The aim of this paper is to follow the debate over what should be the relationship between science and homeopathic medical practice. The questions of what is the relevance of the new laboratory discoveries to the bedside and how the ethos of medical research should be incorporated into homeopathy tormented the homeopathic profession at the turn of the century. The development of Boston University School of Medicine, since its foundation in 1873, would serve as a case study focusing on these questions. A comparison would be made to another closure of a homeopathic school of medicine that was followed by a very different reaction of its alumni. University of Michigan Homeopathic Department was merged with the orthodox medical department in 1922. The amalgamation program involved a bitter struggle from the local homeopathic profession and active alumni that perceived the merger as a humiliating plan of extinguishing homeopathy.
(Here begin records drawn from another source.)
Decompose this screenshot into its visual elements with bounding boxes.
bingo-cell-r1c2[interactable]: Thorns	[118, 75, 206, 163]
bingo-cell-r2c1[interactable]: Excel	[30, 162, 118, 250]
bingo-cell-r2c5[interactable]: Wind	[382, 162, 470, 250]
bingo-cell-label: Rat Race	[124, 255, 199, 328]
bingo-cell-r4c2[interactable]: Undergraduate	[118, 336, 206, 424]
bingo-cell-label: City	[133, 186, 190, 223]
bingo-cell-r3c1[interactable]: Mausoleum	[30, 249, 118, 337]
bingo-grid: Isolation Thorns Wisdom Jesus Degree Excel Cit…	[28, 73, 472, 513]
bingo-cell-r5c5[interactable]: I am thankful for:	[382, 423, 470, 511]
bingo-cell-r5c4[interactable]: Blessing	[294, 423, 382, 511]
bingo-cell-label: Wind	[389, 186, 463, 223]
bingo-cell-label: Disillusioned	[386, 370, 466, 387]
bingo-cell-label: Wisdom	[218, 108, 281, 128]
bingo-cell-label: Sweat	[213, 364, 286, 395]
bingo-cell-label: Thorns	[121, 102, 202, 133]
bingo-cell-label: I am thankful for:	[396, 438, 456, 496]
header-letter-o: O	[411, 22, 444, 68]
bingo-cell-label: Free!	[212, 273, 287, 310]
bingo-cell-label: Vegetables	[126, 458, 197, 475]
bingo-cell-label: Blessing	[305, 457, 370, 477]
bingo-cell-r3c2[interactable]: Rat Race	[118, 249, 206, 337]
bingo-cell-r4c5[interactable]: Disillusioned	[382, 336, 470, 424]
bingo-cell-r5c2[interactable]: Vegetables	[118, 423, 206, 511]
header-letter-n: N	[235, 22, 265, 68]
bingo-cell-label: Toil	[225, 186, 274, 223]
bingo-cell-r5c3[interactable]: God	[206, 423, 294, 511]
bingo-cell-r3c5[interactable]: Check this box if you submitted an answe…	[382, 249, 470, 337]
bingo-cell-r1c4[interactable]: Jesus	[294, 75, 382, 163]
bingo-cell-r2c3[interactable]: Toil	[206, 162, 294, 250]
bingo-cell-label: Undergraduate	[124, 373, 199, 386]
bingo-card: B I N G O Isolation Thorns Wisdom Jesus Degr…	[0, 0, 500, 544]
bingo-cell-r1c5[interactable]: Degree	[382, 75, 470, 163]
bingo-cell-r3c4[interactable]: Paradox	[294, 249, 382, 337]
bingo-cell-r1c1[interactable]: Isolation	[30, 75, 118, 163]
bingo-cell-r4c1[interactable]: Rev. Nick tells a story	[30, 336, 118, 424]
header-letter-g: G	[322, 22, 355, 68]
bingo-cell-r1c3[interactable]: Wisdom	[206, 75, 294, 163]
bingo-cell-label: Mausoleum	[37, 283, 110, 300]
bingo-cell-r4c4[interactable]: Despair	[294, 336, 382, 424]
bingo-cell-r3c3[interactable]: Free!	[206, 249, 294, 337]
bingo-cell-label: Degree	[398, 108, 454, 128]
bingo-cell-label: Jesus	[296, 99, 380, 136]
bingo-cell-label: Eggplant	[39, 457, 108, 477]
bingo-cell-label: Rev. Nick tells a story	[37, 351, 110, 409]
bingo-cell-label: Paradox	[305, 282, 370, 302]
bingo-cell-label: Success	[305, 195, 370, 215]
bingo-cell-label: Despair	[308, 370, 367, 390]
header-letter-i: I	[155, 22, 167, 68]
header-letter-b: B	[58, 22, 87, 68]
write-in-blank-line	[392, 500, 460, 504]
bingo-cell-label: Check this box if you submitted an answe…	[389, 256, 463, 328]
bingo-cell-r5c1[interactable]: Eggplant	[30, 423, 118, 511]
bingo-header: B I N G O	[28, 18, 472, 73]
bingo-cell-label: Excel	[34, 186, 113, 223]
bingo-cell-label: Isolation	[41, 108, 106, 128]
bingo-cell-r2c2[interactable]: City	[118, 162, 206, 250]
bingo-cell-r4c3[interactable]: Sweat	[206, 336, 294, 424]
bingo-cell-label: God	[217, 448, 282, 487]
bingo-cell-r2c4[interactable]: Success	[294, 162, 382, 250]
The different visions of how scientific homeopathy should be taught and practiced and the relationship of homeopathy to the orthodox medical profession will be compared and situated in the different local mode of homeopathic practice.
These ideals of scientific medicine will be considered in the context of the Flexner Report on the status of medical education in the U.S. and Canada, published in 1910 and broader changes in the American perception of science in the Progressive era.